Nationally, WHAP collaborates with a number of biomarker programs, ageing studies and brain health initiatives, including Monash University's ASPREE Healthy Ageing Biobank, the Australian Imaging, Biomarker & Lifestyle Flagship Study of Ageing and the Study of Women's Health Across the Nation.

== Media ==
The World Economic Forum featured WHAP research in an article on the importance of regular exercise in middle age for preventing cognitive decline.

In Dancing with Dementia, a 2015 episode of the Australian TV program SBS Insight, the study's research was used to inform the program's discussion of living with dementia.
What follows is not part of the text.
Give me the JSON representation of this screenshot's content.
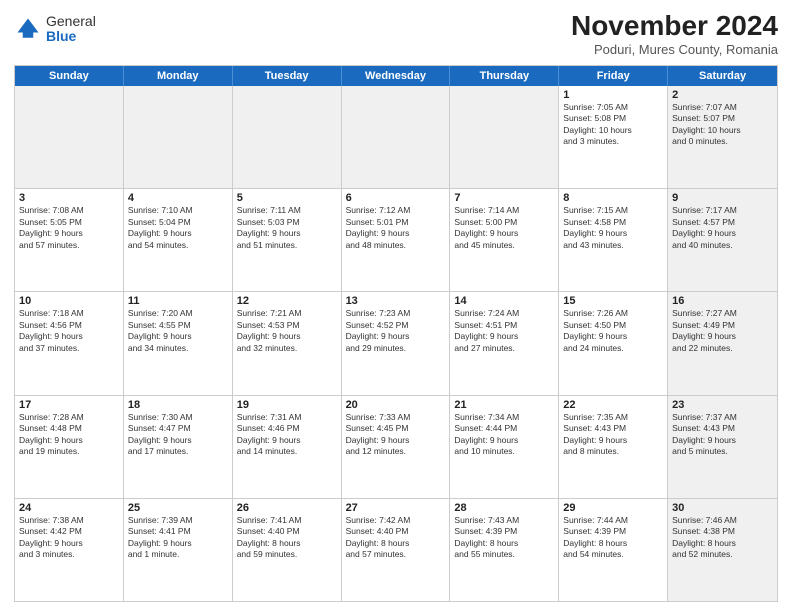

Its findings on improving modifiable risk factors to prevent Alzheimer's disease were featured in a 2016 episode of the Australian TV program ABC Catalyst.

== Funding ==
The Women's Healthy Ageing Project is primarily funded by the Australian National Health and Medical Research Council (NHMRC) as well as a number of national associations and foundations affiliated with cognitive ageing and women's health.